Free personal care policy hits funding problem

The Scottish executive’s free personal care for older people
policy has run into trouble after a local authority refused to
tighten the rules covering eligibility for free personal and
nursing care, writes Nicola Barry. 

Highland councillors were asked to approve stricter criteria for
eligibility and introduce a waiting list for less urgent cases.
Other proposals included setting a £145 ceiling for people
paying for care in their own homes.

More than 75,000 people living north of the border became
eligible for free care last July.

Highland council received just over £4 million from the
Scottish executive to meet the costs of providing free personal and
nursing care in its area.

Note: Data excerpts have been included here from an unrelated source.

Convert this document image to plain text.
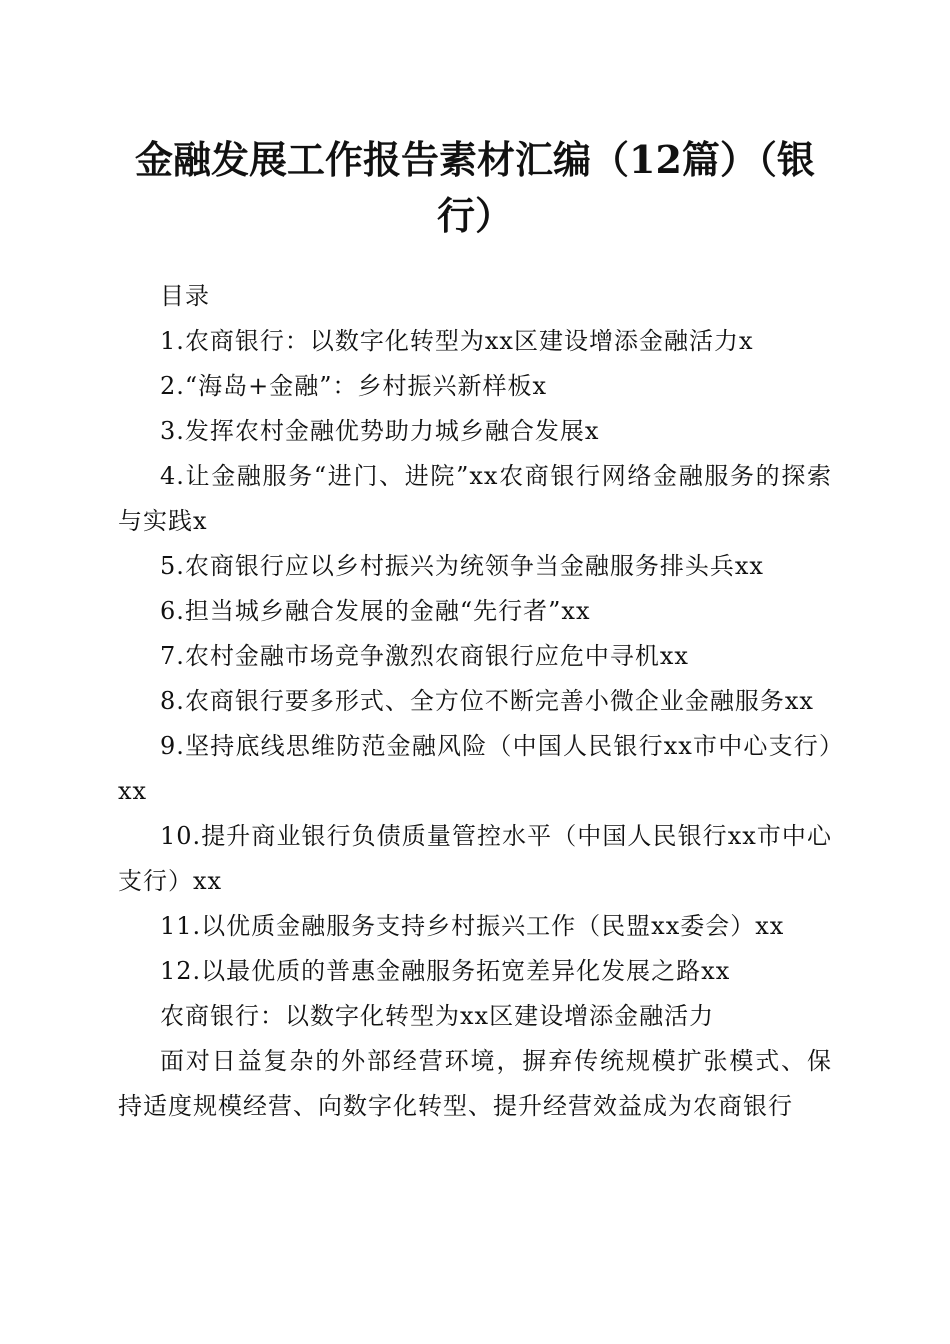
金融发展工作报告素材汇编（12篇）（银行）

目录

1.农商银行：以数字化转型为xx区建设增添金融活力x

2.“海岛+金融”：乡村振兴新样板x

3.发挥农村金融优势助力城乡融合发展x

4.让金融服务“进门、进院”xx农商银行网络金融服务的探索与实践x

5.农商银行应以乡村振兴为统领争当金融服务排头兵xx

6.担当城乡融合发展的金融“先行者”xx

7.农村金融市场竞争激烈农商银行应危中寻机xx

8.农商银行要多形式、全方位不断完善小微企业金融服务xx

9.坚持底线思维防范金融风险（中国人民银行xx市中心支行）xx

10.提升商业银行负债质量管控水平（中国人民银行xx市中心支行）xx

11.以优质金融服务支持乡村振兴工作（民盟xx委会）xx

12.以最优质的普惠金融服务拓宽差异化发展之路xx

农商银行：以数字化转型为xx区建设增添金融活力

面对日益复杂的外部经营环境，摒弃传统规模扩张模式、保持适度规模经营、向数字化转型、提升经营效益成为农商银行
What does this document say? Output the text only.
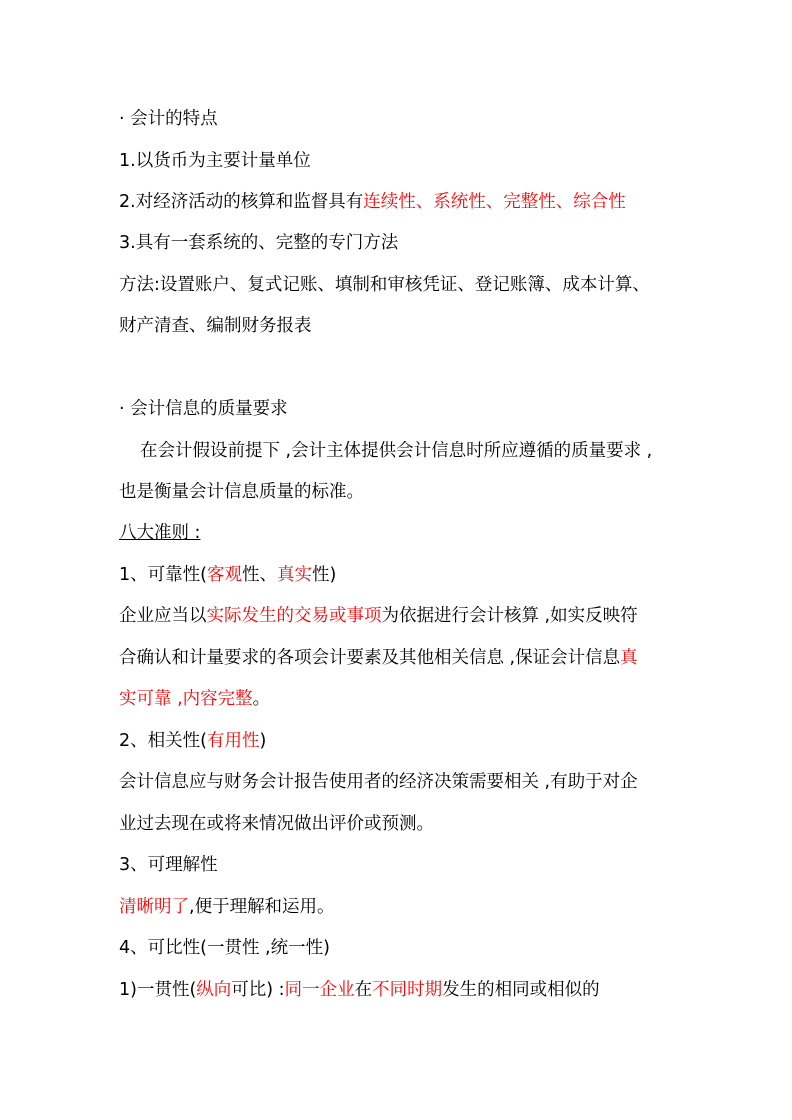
· 会计的特点
1.以货币为主要计量单位
2.对经济活动的核算和监督具有连续性、系统性、完整性、综合性
3.具有一套系统的、完整的专门方法
方法:设置账户、复式记账、填制和审核凭证、登记账簿、成本计算、
财产清查、编制财务报表
· 会计信息的质量要求
在会计假设前提下 ,会计主体提供会计信息时所应遵循的质量要求 ,
也是衡量会计信息质量的标准。
八大准则 :
1、可靠性(客观性、真实性)
企业应当以实际发生的交易或事项为依据进行会计核算 ,如实反映符
合确认和计量要求的各项会计要素及其他相关信息 ,保证会计信息真
实可靠 ,内容完整。
2、相关性(有用性)
会计信息应与财务会计报告使用者的经济决策需要相关 ,有助于对企
业过去现在或将来情况做出评价或预测。
3、可理解性
清晰明了,便于理解和运用。
4、可比性(一贯性 ,统一性)
1)一贯性(纵向可比) :同一企业在不同时期发生的相同或相似的
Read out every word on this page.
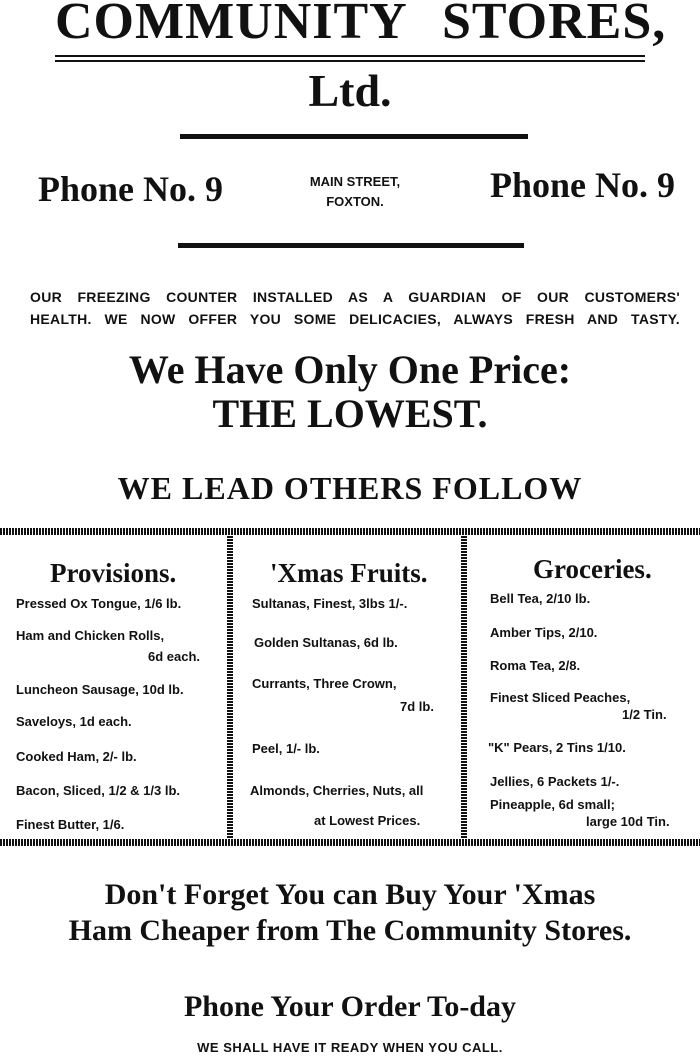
COMMUNITY STORES,
Ltd.
Phone No. 9	MAIN STREET,
FOXTON.	Phone No. 9
OUR FREEZING COUNTER INSTALLED AS A GUARDIAN OF OUR CUSTOMERS'
HEALTH. WE NOW OFFER YOU SOME DELICACIES, ALWAYS FRESH AND TASTY.
We Have Only One Price:
THE LOWEST.
WE LEAD OTHERS FOLLOW
Provisions.
Pressed Ox Tongue, 1/6 lb.
Ham and Chicken Rolls,
6d each.
Luncheon Sausage, 10d lb.
Saveloys, 1d each.
Cooked Ham, 2/- lb.
Bacon, Sliced, 1/2 & 1/3 lb.
Finest Butter, 1/6.
'Xmas Fruits.
Sultanas, Finest, 3lbs 1/-.
Golden Sultanas, 6d lb.
Currants, Three Crown,
7d lb.
Peel, 1/- lb.
Almonds, Cherries, Nuts, all
at Lowest Prices.
Groceries.
Bell Tea, 2/10 lb.
Amber Tips, 2/10.
Roma Tea, 2/8.
Finest Sliced Peaches,
1/2 Tin.
"K" Pears, 2 Tins 1/10.
Jellies, 6 Packets 1/-.
Pineapple, 6d small;
large 10d Tin.
Don't Forget You can Buy Your 'Xmas
Ham Cheaper from The Community Stores.
Phone Your Order To-day
WE SHALL HAVE IT READY WHEN YOU CALL.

However, demand has proven to be higher
than predicted.

Jess Barrow, of Age Concern Scotland, said the Highland proposal
had been contrary to the report from the Royal Commission on Long
Term Care for the Elderly, which led to the introduction of free
personal care.

“Somewhere along the way, the arithmetic has gone wrong where
people in residential care homes are concerned. The shortfall in
funding concerns those people,” he said.

Gary Coutts, chairperson of the housing and social work
committee, said: “The introduction of free personal care was always
going to be very complex. There was no way of accurately assessing
total demand. We knew how many people already receiving care would
qualify to have their costs met, but we could not accurately
estimate all the others that might emerge.

“It is early days. We are being careful we don’t run up
deficits and leave vulnerable people at risk,” he said.